En application de ces directives draconiennes, défense est faite à Catherine d'écrire directement à qui que ce soit. Toutes ses lettres, y compris celles destinées à ses parents, sont préalablement soumises à l'examen du Collège des Affaires étrangères. En même temps, on écarte de la cour les quelques gentilshommes dont la compagnie la distrait parfois dans sa solitude et son chagrin. Ainsi, par ordre de Sa Majesté, trois Tchernychev, deux frères et un cousin, de belle tournure et de commerce agréable, sont envoyés comme lieutenants dans des régiments cantonnés à Orenbourg. La maîtresse de cour, à qui incombe la mise au pas de Catherine, est une cousine germaine de l'impératrice, Marie Tchoglokov, et le maître de cour n'est autre que son mari, un homme d'influence actuellement en mission à Vienne. Ce ménage modèle est destiné à servir d'exemple au couple grand-ducal. Marie Tchoglokov est un parangon de vertu, puisqu'elle est dévouée à son époux, qu'elle passe pour être pieuse, qu'elle voit tout par les yeux de Bestoujev et qu'à vingt-quatre ans elle a déjà eu quatre enfants ! Au besoin, on adjoindra aux Tchoglokov un mentor supplémentaire, le prince Repnine. Lui aussi devra initier Leurs Altesses à la sagesse, à la dévotion et à la préférence russe.

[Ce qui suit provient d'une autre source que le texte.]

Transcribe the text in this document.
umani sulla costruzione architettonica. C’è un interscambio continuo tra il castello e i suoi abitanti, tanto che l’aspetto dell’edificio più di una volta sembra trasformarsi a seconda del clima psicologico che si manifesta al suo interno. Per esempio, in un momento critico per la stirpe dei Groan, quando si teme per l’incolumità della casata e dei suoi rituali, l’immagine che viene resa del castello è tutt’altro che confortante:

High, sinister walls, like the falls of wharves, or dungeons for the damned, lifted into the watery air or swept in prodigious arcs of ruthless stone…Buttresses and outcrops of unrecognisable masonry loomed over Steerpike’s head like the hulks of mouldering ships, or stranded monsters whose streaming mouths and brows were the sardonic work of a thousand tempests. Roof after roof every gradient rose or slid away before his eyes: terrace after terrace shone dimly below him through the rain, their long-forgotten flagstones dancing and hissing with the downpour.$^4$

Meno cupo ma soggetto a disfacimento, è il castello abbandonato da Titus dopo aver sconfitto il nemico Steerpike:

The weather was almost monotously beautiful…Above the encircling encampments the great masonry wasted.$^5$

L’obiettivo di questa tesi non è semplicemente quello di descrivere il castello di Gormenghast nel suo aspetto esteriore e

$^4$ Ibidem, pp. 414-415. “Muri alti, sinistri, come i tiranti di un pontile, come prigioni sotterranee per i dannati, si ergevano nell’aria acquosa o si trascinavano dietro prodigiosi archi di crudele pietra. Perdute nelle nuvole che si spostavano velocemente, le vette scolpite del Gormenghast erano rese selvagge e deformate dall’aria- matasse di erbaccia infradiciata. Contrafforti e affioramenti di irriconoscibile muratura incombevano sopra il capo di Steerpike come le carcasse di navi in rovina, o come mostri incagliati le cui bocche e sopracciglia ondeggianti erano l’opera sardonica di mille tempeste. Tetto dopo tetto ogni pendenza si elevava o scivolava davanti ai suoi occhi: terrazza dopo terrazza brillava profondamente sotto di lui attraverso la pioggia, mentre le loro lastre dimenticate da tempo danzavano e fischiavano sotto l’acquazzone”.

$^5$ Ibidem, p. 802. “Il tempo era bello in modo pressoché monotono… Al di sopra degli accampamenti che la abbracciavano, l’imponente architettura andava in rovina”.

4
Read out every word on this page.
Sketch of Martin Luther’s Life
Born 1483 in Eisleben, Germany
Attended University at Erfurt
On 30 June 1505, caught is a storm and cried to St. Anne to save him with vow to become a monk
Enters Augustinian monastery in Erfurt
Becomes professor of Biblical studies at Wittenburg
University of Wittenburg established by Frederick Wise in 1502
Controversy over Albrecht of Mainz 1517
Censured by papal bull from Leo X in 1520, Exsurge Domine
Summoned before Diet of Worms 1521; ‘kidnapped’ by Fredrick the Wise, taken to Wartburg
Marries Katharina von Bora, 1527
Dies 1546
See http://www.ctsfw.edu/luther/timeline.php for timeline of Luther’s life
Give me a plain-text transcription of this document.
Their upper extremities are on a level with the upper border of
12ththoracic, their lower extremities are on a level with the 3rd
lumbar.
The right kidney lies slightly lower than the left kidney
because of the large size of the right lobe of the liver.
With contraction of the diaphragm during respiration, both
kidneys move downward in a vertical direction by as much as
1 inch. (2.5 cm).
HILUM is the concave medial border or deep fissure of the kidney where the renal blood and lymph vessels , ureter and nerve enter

Avec de tels atouts en mains, Élisabeth est sûre d'arriver à dompter et à assortir ce ménage désuni. Mais, très vite, elle s'aperçoit qu'il est aussi malaisé d'éveiller l'amour réciproque dans un couple disparate que d'instituer la paix entre deux pays aux intérêts opposés. Dans le monde comme dans sa maison règnent les incompréhensions, les rivalités, les exigences, les affrontements et les ruptures. De menaces de guerre en escarmouches locales, de traités bâclés en concentrations de troupes aux frontières, on en arrive, après quelques victoires des armées françaises dans les Provinces-Unies, à ce qu'Élisabeth accepte d'envoyer un corps expéditionnaire aux confins de l'Alsace. Sans ouvrir les hostilités contre la France, elle incite celle-ci à se montrer moins intransigeante dans ses pourparlers avec ses adversaires. Le 30 octobre 1748, par le traité de paix d'Aix-la-Chapelle, Louis XV renonce à la conquête des Pays-Bas et Frédéric II conserve la Silésie. La tsarine, elle, tire son épingle du jeu, n'ayant rien gagné, rien perdu, et ayant déçu tout le monde. Le seul souverain à se féliciter de cet arrangement, c'est le roi de Prusse.